Dr Dafydd Mills Daniel discusses the ethics of land at the Scottish Land Commission

 

Dr Dafydd Daniel
Dr Dafydd Mills Daniel discusses the ethics of land at the Scottish Land Commission  

 

Dafydd Mills Daniel was invited to appear at the Scottish Land Commission Annual Conference Land Connection 2021, on the panel: Land governance – the time for new models? 

The recording of Dafydd’s appearance and the panel discussion is available to watch here

Dafydd outlines two different ways of talking about land: one ‘civic humanist’ or ‘neo-republican’ and one ‘Lockean’ or ‘politically liberal’. 

He discusses the history of these two discourses, and how they have underpinned different ways of conceiving of land as property, and so alternative models for land governance and ownership. 

At the same time, Dafydd suggests the Scottish Land Commission is attempting to draw together both neo-republicanism and political liberalism. 

For example, speaking with a civic humanist voice when it emphasises the unique moral and political status of land, distinct from other forms of property, and argues for diversity of land ownership in order to break apart power. 

While speaking in a Lockean voice when it emphasises the commercial use of land, and opposes ‘monopolies’ of land property holdings, to prevent land lying ‘fallow’. 

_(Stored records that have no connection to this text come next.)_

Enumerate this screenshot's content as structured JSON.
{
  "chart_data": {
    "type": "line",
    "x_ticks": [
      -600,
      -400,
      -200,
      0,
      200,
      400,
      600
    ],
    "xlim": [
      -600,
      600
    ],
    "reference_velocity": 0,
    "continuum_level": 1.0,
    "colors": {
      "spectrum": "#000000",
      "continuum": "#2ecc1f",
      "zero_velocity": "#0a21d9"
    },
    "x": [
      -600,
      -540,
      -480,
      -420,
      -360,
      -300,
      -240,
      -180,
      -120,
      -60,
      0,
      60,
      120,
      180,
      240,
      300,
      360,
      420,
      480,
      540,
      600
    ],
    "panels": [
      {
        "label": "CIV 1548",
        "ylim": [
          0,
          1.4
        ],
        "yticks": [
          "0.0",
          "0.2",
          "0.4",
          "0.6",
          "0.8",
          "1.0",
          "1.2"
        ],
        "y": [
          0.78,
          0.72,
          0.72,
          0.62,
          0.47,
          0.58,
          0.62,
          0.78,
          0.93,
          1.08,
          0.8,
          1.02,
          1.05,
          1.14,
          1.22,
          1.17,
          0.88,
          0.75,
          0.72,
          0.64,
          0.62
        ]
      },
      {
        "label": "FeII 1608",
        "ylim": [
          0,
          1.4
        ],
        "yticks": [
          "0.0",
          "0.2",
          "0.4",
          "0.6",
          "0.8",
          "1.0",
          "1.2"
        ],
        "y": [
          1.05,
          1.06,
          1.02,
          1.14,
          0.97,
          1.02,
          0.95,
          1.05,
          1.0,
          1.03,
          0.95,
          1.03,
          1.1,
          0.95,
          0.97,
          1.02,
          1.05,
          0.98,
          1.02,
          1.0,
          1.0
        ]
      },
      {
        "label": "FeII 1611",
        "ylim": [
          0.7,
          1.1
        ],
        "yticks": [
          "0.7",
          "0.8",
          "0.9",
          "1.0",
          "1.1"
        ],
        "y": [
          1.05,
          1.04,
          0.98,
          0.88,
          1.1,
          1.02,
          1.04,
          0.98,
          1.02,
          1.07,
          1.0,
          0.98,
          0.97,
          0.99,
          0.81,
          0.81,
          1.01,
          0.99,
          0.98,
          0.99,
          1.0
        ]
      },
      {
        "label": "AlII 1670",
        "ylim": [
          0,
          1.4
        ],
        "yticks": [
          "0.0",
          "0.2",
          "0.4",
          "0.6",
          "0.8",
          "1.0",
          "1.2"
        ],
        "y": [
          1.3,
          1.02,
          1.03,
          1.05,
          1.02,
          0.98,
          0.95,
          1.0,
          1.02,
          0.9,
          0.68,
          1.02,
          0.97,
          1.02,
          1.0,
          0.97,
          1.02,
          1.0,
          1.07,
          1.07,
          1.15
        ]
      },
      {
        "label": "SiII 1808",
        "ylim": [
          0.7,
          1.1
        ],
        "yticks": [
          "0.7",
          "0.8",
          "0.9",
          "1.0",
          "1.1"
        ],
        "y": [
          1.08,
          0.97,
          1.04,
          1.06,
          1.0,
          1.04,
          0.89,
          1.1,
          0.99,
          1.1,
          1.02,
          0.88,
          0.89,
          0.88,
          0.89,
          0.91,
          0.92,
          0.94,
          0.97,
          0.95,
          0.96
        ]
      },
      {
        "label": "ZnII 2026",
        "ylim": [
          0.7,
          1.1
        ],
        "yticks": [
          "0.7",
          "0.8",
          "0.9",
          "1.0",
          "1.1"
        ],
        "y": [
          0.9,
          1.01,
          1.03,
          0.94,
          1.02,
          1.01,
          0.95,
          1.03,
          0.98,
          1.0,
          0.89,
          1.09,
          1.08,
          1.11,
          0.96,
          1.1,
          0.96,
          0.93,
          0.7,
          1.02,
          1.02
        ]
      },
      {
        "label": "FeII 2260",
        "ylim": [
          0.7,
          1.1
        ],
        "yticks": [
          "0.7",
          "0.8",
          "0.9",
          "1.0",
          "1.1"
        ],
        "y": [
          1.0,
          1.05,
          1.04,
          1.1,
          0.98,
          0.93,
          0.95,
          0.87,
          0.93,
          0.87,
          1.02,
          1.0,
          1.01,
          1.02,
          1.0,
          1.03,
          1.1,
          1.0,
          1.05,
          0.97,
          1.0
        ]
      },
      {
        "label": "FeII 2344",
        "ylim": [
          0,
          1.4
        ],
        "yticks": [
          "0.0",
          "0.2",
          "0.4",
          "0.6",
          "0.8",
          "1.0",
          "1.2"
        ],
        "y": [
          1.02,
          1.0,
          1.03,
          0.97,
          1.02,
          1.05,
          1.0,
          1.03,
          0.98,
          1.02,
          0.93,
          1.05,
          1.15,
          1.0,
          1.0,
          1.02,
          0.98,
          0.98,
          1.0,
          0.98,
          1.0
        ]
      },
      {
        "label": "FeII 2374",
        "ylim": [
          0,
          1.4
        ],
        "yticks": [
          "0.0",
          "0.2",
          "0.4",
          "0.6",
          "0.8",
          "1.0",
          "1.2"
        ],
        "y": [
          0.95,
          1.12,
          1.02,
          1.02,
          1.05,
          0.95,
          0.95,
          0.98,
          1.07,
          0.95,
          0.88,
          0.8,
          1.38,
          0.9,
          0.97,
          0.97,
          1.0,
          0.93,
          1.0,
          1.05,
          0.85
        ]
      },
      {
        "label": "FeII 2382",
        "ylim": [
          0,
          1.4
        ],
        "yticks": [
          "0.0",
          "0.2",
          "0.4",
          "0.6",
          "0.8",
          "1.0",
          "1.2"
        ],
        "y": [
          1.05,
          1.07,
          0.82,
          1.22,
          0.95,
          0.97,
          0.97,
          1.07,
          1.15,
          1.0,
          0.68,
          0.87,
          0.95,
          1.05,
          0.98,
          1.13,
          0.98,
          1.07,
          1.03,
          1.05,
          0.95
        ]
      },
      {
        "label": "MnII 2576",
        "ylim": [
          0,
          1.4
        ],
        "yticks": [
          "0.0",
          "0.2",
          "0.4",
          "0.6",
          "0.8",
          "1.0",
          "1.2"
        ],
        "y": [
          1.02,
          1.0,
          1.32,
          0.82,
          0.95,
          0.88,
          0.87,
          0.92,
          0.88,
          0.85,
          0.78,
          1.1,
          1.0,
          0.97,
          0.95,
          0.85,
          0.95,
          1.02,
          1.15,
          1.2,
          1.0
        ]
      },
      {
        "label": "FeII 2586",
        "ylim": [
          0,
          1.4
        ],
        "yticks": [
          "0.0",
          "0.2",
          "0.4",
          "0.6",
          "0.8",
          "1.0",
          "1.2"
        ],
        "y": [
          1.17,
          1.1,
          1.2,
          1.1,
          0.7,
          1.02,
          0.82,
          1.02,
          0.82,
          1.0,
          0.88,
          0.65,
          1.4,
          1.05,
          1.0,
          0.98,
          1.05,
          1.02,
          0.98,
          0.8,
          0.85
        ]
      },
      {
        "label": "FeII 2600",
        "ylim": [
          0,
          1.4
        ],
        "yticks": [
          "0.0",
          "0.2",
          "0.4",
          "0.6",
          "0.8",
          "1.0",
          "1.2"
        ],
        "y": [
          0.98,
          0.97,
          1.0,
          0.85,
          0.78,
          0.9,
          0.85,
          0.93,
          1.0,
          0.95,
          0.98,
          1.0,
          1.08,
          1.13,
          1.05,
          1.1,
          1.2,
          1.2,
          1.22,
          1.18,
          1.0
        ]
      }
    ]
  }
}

According to Dafydd, such an approach is justified, not only given historical connections (as well as oppositions) between these two discourses, but because it helps to prevent ethical and political debates about land ‘rights’ and ‘ownership’ being reduced to ‘capitalist’ verses ‘communist’ positions, themselves ‘narrowly’ understood. 

Both civic humanism and, what Dafydd calls, the politically liberal ‘corporate individual’ appreciate that while questions of ‘rights’ and ‘ownership’ are ‘fundamental’, they are nonetheless ‘secondary’ to the primary questions of ‘duty and responsibility’, ‘use and purpose’, which should ‘ground’ a proper understanding of rights and ownership in the first place. 

Dafydd was joined at the Scottish Land Commission Conference by James MacKessack-Leitch, Policy and Practice Lead, Scottish Land Commission; Willie McGhee, Independent Forestry Consultant; and, Clea Warner, General Manager, Highlands & Islands, National Trust for Scotland. The panel was chaired by Scottish Land Commissioner, Megan MacInnes. 

Dafydd will be developing some of the themes he discusses here when he speaks on The Enlightenment and the Value(s) of Landownership as part of the upcoming seminar series, Contestations in Land and Agriculture: Historical and Geopolitical Case-Studies, co-hosted by the University of Oxford’s McDonald Centre for Theology, Ethics and Public Life and the Laudato Si’ Research Institute, in February 2022.